A new working paper by Patrick Wolf at the University of Arkansas and Corey DeAngelis of the Cato Institute suggests that school choice in Milwaukee leads to reduced adult criminal activity and fewer paternity suits by ages 25 to 28.
Researchers find that enrolling in the Milwaukee Parental Choice Program by 8th or 9th grade has “a highly statistically significant effect on reducing the number of drug convictions” and “a statistically significant effect on reducing property damage convictions and paternity suits.”
Specifically, participation in the program is equivalent to a 53 percent reduction in drug convictions, an 86 percent reduction in property damage convictions, and a 38 percent reduction in paternity suits.
So-called “character skills” are difficult to measure in the short term, and they are the often forgotten outputs of our educational system. Typically, researchers evaluate school choice programs based on the test scores of participating students. For the MPCP, test score gains were limited. Yet this study suggests that the MPCP positively affects other crucial long-term outcomes.
Researchers Wolf and DeAngelis believe that test scores are only one piece of the school choice evaluation puzzle.
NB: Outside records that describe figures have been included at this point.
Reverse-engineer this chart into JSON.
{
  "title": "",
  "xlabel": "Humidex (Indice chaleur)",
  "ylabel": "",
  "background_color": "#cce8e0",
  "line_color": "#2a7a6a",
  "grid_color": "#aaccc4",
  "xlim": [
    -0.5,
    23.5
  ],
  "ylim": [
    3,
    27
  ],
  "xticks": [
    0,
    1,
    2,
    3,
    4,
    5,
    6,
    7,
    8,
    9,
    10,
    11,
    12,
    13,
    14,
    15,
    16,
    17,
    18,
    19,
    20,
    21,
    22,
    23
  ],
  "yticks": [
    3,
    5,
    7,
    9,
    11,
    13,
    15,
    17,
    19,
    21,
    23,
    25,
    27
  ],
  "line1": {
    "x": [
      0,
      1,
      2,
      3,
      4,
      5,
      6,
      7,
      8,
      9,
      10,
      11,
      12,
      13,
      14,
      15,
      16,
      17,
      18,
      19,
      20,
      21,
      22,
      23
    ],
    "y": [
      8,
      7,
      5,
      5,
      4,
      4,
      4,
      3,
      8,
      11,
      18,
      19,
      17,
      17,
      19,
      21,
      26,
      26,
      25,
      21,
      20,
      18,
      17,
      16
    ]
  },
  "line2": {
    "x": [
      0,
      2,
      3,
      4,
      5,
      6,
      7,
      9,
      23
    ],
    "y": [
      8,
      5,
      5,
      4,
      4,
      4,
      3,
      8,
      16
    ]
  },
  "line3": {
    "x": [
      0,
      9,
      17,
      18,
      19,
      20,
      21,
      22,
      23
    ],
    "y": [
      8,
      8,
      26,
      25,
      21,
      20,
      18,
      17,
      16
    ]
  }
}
“We shouldn’t be worried if a school choice program doesn’t improve test scores in the short run because what really matters is long-term success. Standardized test scores are supposed to be proxies for long-run success. But a substantial body of evidence suggests that they aren’t,” DeAngelis told me.
DeAngelis also believes that more research into the impact of choice on “character skills” is required.
“The scientific evidence also tends to suggest that private school choice improves nonacademic outcomes much more than test scores. This might be because families choose schools based on things like safety, culture, and civics, rather than standardized test scores. It’s almost as if families know what their own kids need more than bureaucrats,” he concluded.
The MPCP launched in 1990 to test the concept of private school vouchers for low-income urban students. By the 2014-2015 school year, the program enrolled 25 percent of all K-12 students in Milwaukee. In the 2017-2018 school year, 133 private or sectarian schools participated in the program.
Kate Hardiman is a contributor to Red Alert Politics. She is pursuing a master’s in education from Notre Dame University and teaches English and religion at a high school in Chicago.